Time:14:00-16:00, Friday, November 28 2025
Venue:E4-233
Speaker:Matteo Ruggiero, Université Paris Cité
Biography:Professor Matteo Ruggiero obtained his PhD degree from Scuola Normale Superiore di Pisa, Italy. Then he was a post-doc of the FMJH at the Ecole Polytechnique, France. Now he is a Maître de conférences at Université Paris Cité, France. Professor Ruggiero made fundamental contributions to Local and semi-local dynamics of analytic maps, complex geometry and compactification of orbit spaces, birational aspects of singularities of analytic spaces and maps, links with toric, tropical and non-archimedean geometry, and arithmetic dynamics aspects of polynomial endomorphisms.

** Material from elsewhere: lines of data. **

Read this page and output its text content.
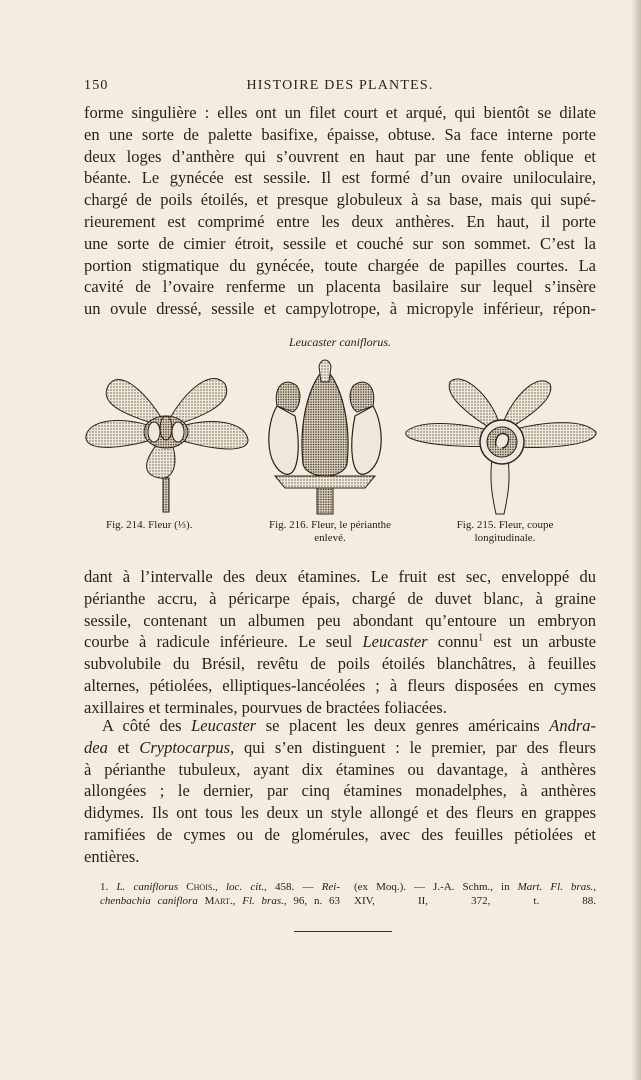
150	HISTOIRE DES PLANTES.
forme singulière : elles ont un filet court et arqué, qui bientôt se dilate
en une sorte de palette basifixe, épaisse, obtuse. Sa face interne porte
deux loges d’anthère qui s’ouvrent en haut par une fente oblique et
béante. Le gynécée est sessile. Il est formé d’un ovaire uniloculaire,
chargé de poils étoilés, et presque globuleux à sa base, mais qui supé-
rieurement est comprimé entre les deux anthères. En haut, il porte
une sorte de cimier étroit, sessile et couché sur son sommet. C’est la
portion stigmatique du gynécée, toute chargée de papilles courtes. La
cavité de l’ovaire renferme un placenta basilaire sur lequel s’insère
un ovule dressé, sessile et campylotrope, à micropyle inférieur, répon-
Leucaster caniflorus.
Fig. 214. Fleur (⅓).	Fig. 216. Fleur, le périanthe
enlevé.
Fig. 215. Fleur, coupe
longitudinale.
dant à l’intervalle des deux étamines. Le fruit est sec, enveloppé du
périanthe accru, à péricarpe épais, chargé de duvet blanc, à graine
sessile, contenant un albumen peu abondant qu’entoure un embryon
courbe à radicule inférieure. Le seul Leucaster connu$^1$ est un arbuste
subvolubile du Brésil, revêtu de poils étoilés blanchâtres, à feuilles
alternes, pétiolées, elliptiques-lancéolées ; à fleurs disposées en cymes
axillaires et terminales, pourvues de bractées foliacées.
A côté des Leucaster se placent les deux genres américains Andra-
dea et Cryptocarpus, qui s’en distinguent : le premier, par des fleurs
à périanthe tubuleux, ayant dix étamines ou davantage, à anthères
allongées ; le dernier, par cinq étamines monadelphes, à anthères
didymes. Ils ont tous les deux un style allongé et des fleurs en grappes
ramifiées de cymes ou de glomérules, avec des feuilles pétiolées et
entières.
1. L. caniflorus Chois., loc. cit., 458. — Rei-
chenbachia caniflora Mart., Fl. bras., 96, n. 63
(ex Moq.). — J.-A. Schm., in Mart. Fl. bras.,
XIV, II, 372, t. 88.
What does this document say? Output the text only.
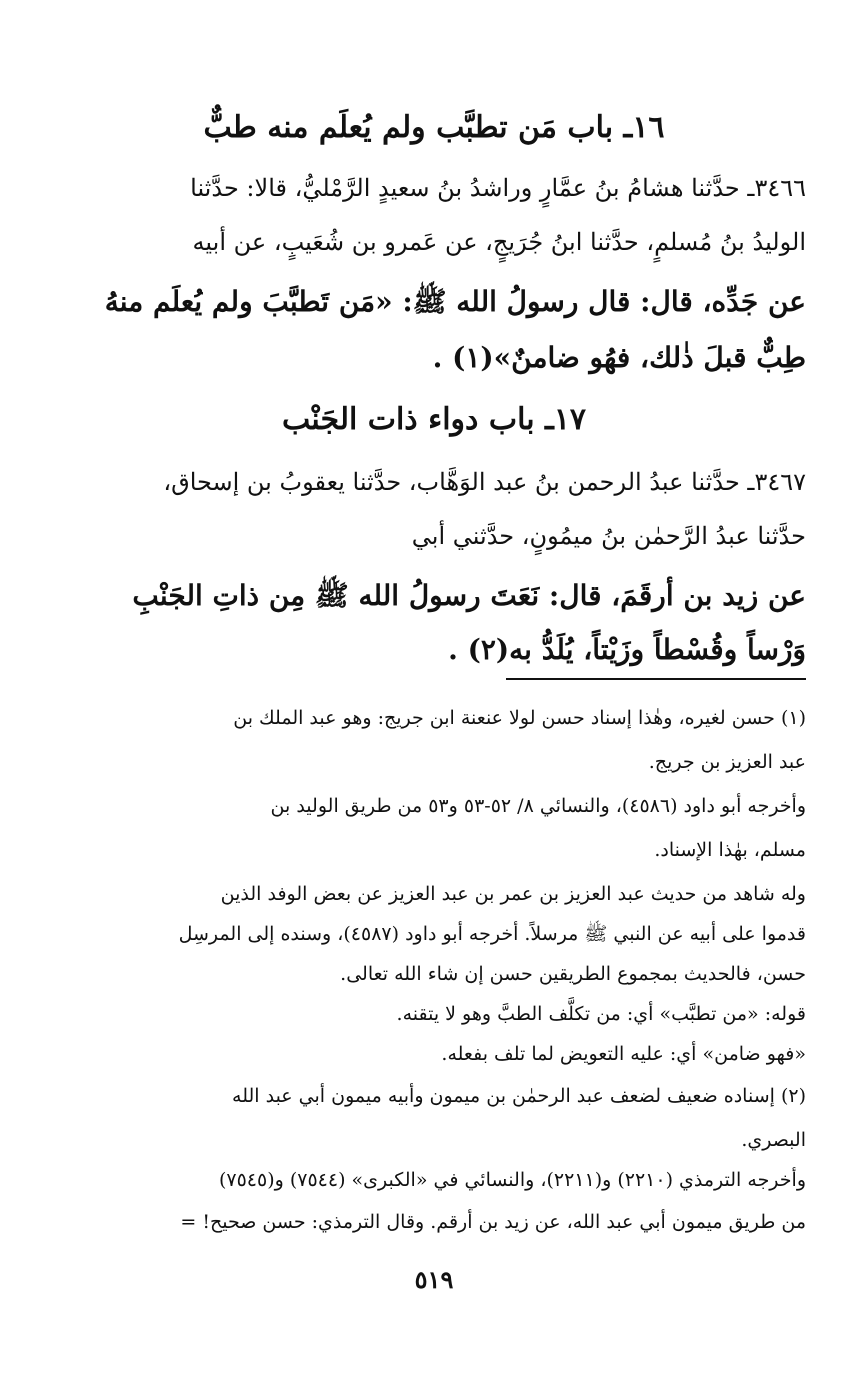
١٦ـ باب مَن تطبَّب ولم يُعلَم منه طبٌّ
٣٤٦٦ـ حدَّثنا هشامُ بنُ عمَّارٍ وراشدُ بنُ سعيدٍ الرَّمْليُّ، قالا: حدَّثنا
الوليدُ بنُ مُسلمٍ، حدَّثنا ابنُ جُرَيجٍ، عن عَمرو بن شُعَيبٍ، عن أبيه
عن جَدِّه، قال: قال رسولُ الله ﷺ: «مَن تَطبَّبَ ولم يُعلَم منهُ
طِبٌّ قبلَ ذٰلك، فهُو ضامنٌ»(١) .
١٧ـ باب دواء ذات الجَنْب
٣٤٦٧ـ حدَّثنا عبدُ الرحمن بنُ عبد الوَهَّاب، حدَّثنا يعقوبُ بن إسحاق،
حدَّثنا عبدُ الرَّحمٰن بنُ ميمُونٍ، حدَّثني أبي
عن زيد بن أرقَمَ، قال: نَعَتَ رسولُ الله ﷺ مِن ذاتِ الجَنْبِ
وَرْساً وقُسْطاً وزَيْتاً، يُلَدُّ به(٢) .
(١) حسن لغيره، وهٰذا إسناد حسن لولا عنعنة ابن جريج: وهو عبد الملك بن
عبد العزيز بن جريج.
وأخرجه أبو داود (٤٥٨٦)، والنسائي ٨/ ٥٢-٥٣ و٥٣ من طريق الوليد بن
مسلم، بهٰذا الإسناد.
وله شاهد من حديث عبد العزيز بن عمر بن عبد العزيز عن بعض الوفد الذين
قدموا على أبيه عن النبي ﷺ مرسلاً. أخرجه أبو داود (٤٥٨٧)، وسنده إلى المرسِل
حسن، فالحديث بمجموع الطريقين حسن إن شاء الله تعالى.
قوله: «من تطبَّب» أي: من تكلَّف الطبَّ وهو لا يتقنه.
«فهو ضامن» أي: عليه التعويض لما تلف بفعله.
(٢) إسناده ضعيف لضعف عبد الرحمٰن بن ميمون وأبيه ميمون أبي عبد الله
البصري.
وأخرجه الترمذي (٢٢١٠) و(٢٢١١)، والنسائي في «الكبرى» (٧٥٤٤) و(٧٥٤٥)
من طريق ميمون أبي عبد الله، عن زيد بن أرقم. وقال الترمذي: حسن صحيح! =
٥١٩
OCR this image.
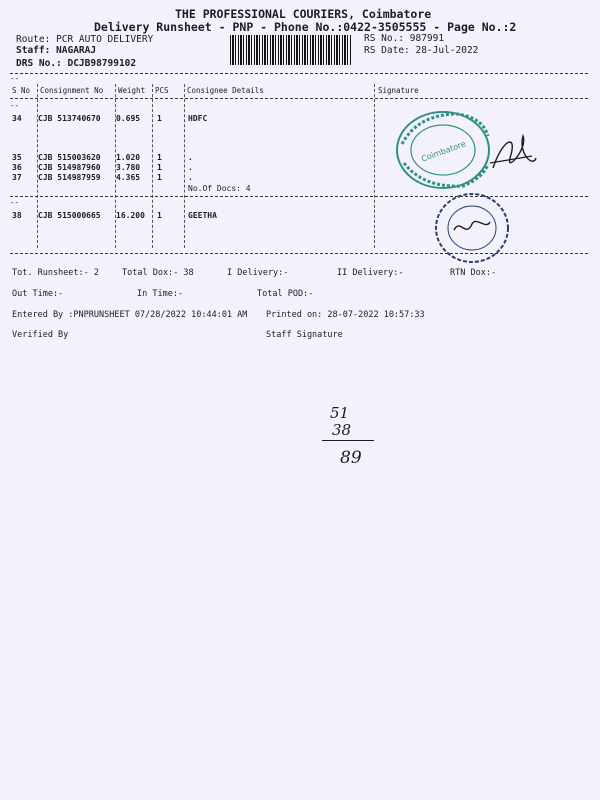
THE PROFESSIONAL COURIERS, Coimbatore
Delivery Runsheet - PNP - Phone No.:0422-3505555 - Page No.:2
Route: PCR AUTO DELIVERY
Staff: NAGARAJ
DRS No.: DCJB98799102
RS No.: 987991
RS Date: 28-Jul-2022
--
S No Consignment No Weight PCS Consignee Details	Signature
--
34 CJB 513740670 0.695 1	HDFC
35 CJB 515003620 1.020 1	.
36 CJB 514987960 3.780 1	.
37 CJB 514987959 4.365 1	.
No.Of Docs: 4
--
38 CJB 515000665 16.200 1	GEETHA
Coimbatore
Tot. Runsheet:- 2	Total Dox:- 38	I Delivery:-	II Delivery:-	RTN Dox:-
Out Time:-	In Time:-	Total POD:-
Entered By :PNPRUNSHEET 07/28/2022 10:44:01 AM Printed on: 28-07-2022 10:57:33
Verified By	Staff Signature
51
38
89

Title:On the Dynamical Manin Mumford problem for polynomial endomorphisms of the plane
Abstract:The Dynamical Manin-Mumford problem is a dynamical question inspired by classical results from arithmetic geometry.In the setting of regular polynomial endomorphisms of C^2 of degree d>=2, it tasks to determine whether an algebraic curve containing infinitely many preperiodic points must be itself preperiodic.
In a work in collaboration with Romain Dujardin and Charles Favre, we prove this conclusion to hold, provided that: (★) the dynamics at infinity has no superattracting periodic points.
The proof is an interesting blend of techniques from arithmetic geometry and complex/non-archimedean dynamics.
Condition (★) is crucial for our approach: it ensures that we can work near the Julia set at infinity at some place, and that the set W where orbits converge at super-exponential speed d at a fixed point at infinity is a (invariant) curve.
If time allows, I will also present our recent results about the properties of W in the superattracting case.